Algo que comenzó a popularizarse entre los videojuegos de género similar que reinaban en la época, fue la inclusión de una barra de vida. Un gestor de salud que nos permitía recibir una cantidad de golpes abundante, que abría un abanico de posibilidades ofensivas de cara a nuestros enemigos. Así, el plantel de enemigos y trampas a disposición de los diseñadores de niveles, era lo suficientemente amplio y rico, tanto como para ofrecer todo tipo de pesadillas a quien no soportara el ensayo y error. Una mecánica, esta de intentarlo y aprender en la derrota, habitual y bien medida en la mayoría de ocasiones. El balance entre las múltiples posibilidades, las situaciones desfavorables y las ventajas o rutas idóneas, es lo que incentiva y permite seguir adelante a nuestra curiosidad.

Por derecho propio, la franquicia de Capcom es una enciclopedia básica de generar retos y fomentar la creatividad a partir de ideas básicas. Llegando hasta 1993 con el primer ciclo del “Megahombre”, lo que llegó a ser una sobreexplotación a todas luces, hoy sirve de marco evolutivo y reflexivo.
Alargar la vida útil de Mega Man no ha sido tarea sencilla. Sus inicios se corresponden a la transición entra la década de los años ochenta y noventa, donde el videojuego pasó de ser un embrión a un ser vivo en pleno desarrollo de sus aptitudes. Con las fauces de Nintendo y Sega sobrevolando todo el mercado, Capcom vio nacer a su criatura en Famicom, pero terminó difundiendo su legado por todo tipo de sistemas, ya en una edad prematura. Es cierto que, en tiempos de Mario y Sonic, un robot de apariencia humana que luchaba contra diseños industriales tan vivos como él mismo, se hizo un hueco en la historia del videojuego. De la idea sencilla y nuclear, hemos pasado a un universo inabarcable de entregas, líneas temporales y variedad de conceptos jugables.
Con las facilidades que da la comunicación en esta bendita época, y bajo la premisa de que aprendamos al unísono, os he querido reunir aquí, frente a la hoguera del final de texto. Las posibilidades que da la franquicia de Mega Man para entender el videojuego son cruciales, pero también abrumadoras. Esto no pretende ser un análisis, bajo ninguna circunstancia. Escribimos demasiado y jugamos muy poco, o jugamos lo justo y necesario para satisfacer nuestra necesidad de contar lo que ya sabemos, una vez más. Como un concierto que se ha desprendido de sus mayores artificios, que se desnuda musicalmente, entender Mega Man es tan fácil como jugarlo, con atención y dedicación.
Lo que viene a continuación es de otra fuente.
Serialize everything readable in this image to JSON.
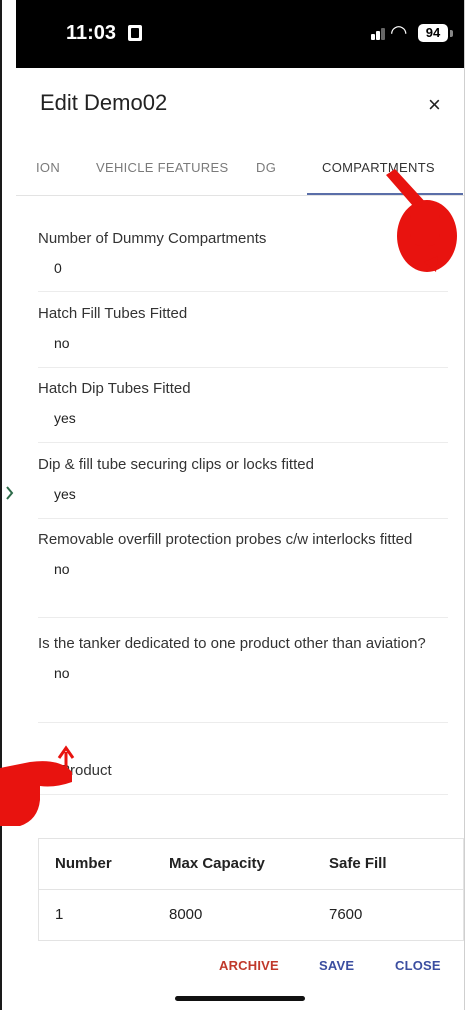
{
  "status_bar": {
    "time": "11:03",
    "battery": "94"
  },
  "dialog": {
    "title": "Edit Demo02",
    "close_icon": "×"
  },
  "tabs": [
    {
      "label": "ION"
    },
    {
      "label": "VEHICLE FEATURES"
    },
    {
      "label": "DG"
    },
    {
      "label": "COMPARTMENTS",
      "active": true
    }
  ],
  "fields": [
    {
      "label": "Number of Dummy Compartments",
      "value": "0"
    },
    {
      "label": "Hatch Fill Tubes Fitted",
      "value": "no"
    },
    {
      "label": "Hatch Dip Tubes Fitted",
      "value": "yes"
    },
    {
      "label": "Dip & fill tube securing clips or locks fitted",
      "value": "yes"
    },
    {
      "label": "Removable overfill protection probes c/w interlocks fitted",
      "value": "no"
    },
    {
      "label": "Is the tanker dedicated to one product other than aviation?",
      "value": "no"
    }
  ],
  "product": {
    "label": "Product"
  },
  "table": {
    "headers": [
      "Number",
      "Max Capacity",
      "Safe Fill"
    ],
    "rows": [
      [
        "1",
        "8000",
        "7600"
      ]
    ]
  },
  "footer": {
    "archive": "ARCHIVE",
    "save": "SAVE",
    "close": "CLOSE"
  },
  "colors": {
    "archive": "#c0392b",
    "save": "#3b4ea0",
    "close": "#3b4ea0",
    "pointer": "#e8130f",
    "tab_indicator": "#5a6ea8"
  },
  "icons": {
    "pointer_right": "pointing-hand-icon",
    "pointer_left": "pointing-hand-icon",
    "arrow": "arrow-up-icon"
  }
}
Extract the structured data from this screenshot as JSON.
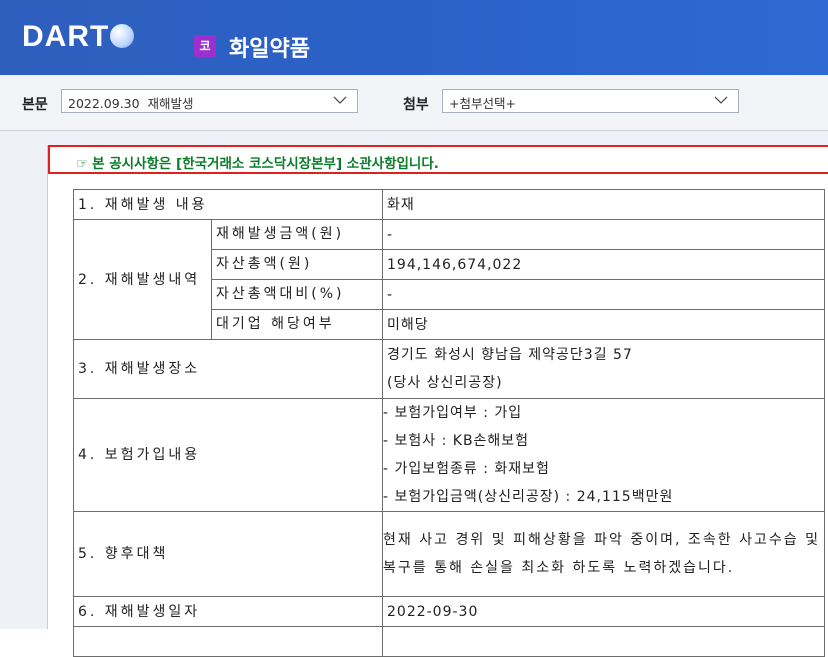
{
  "header": {
    "logo_text": "DART",
    "corp_badge": "코",
    "corp_name": "화일약품"
  },
  "toolbar": {
    "main_label": "본문",
    "main_select_value": "2022.09.30  재해발생",
    "attach_label": "첨부",
    "attach_select_value": "+첨부선택+"
  },
  "notice": {
    "icon": "pointing-hand-icon",
    "text": "본 공시사항은 [한국거래소 코스닥시장본부] 소관사항입니다."
  },
  "table": {
    "row1": {
      "label": "1. 재해발생 내용",
      "value": "화재"
    },
    "row2": {
      "label": "2. 재해발생내역",
      "items": [
        {
          "label": "재해발생금액(원)",
          "value": "-"
        },
        {
          "label": "자산총액(원)",
          "value": "194,146,674,022"
        },
        {
          "label": "자산총액대비(%)",
          "value": "-"
        },
        {
          "label": "대기업 해당여부",
          "value": "미해당"
        }
      ]
    },
    "row3": {
      "label": "3. 재해발생장소",
      "lines": [
        "경기도 화성시 향남읍 제약공단3길 57",
        "(당사 상신리공장)"
      ]
    },
    "row4": {
      "label": "4. 보험가입내용",
      "lines": [
        "- 보험가입여부 : 가입",
        "- 보험사 : KB손해보험",
        "- 가입보험종류 : 화재보험",
        "- 보험가입금액(상신리공장) : 24,115백만원"
      ]
    },
    "row5": {
      "label": "5. 향후대책",
      "value": "현재 사고 경위 및 피해상황을 파악 중이며, 조속한 사고수습 및 복구를 통해 손실을 최소화 하도록 노력하겠습니다."
    },
    "row6": {
      "label": "6. 재해발생일자",
      "value": "2022-09-30"
    }
  }
}
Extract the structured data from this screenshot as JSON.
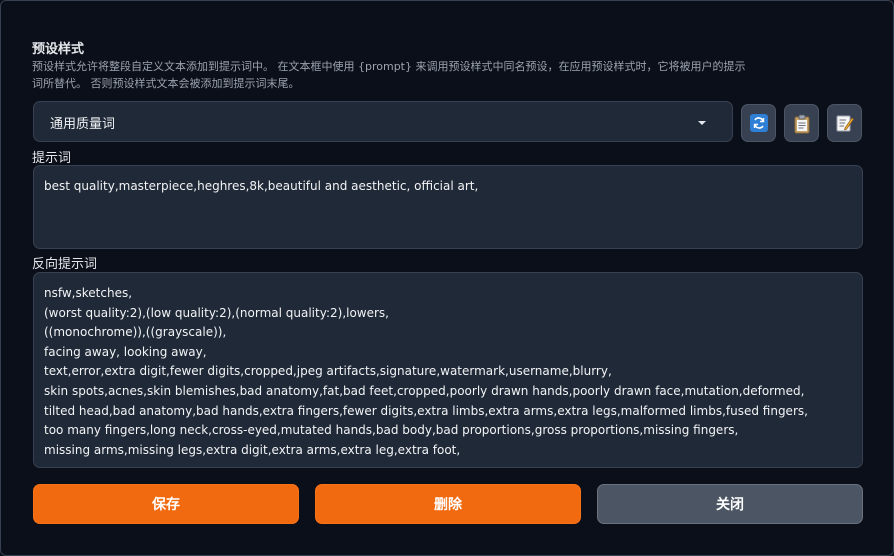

Si Marta Peirano catalogaba en su libro El rival de Prometeo cómo la creación de autómatas, de ese jugar a ser Dios, es una meta inherente al ser humano, en un futuro no tan lejano será de rigor documentar cómo la creación de videojuegos es lo más cercano a ser omnipotente. Cómo con muy poco, apenas un sistema analógico de botones que permiten la respresentación visual de un salto y un disparo, puede crearse un universo y una imaginería capaz de arrastrar al ser humano consigo.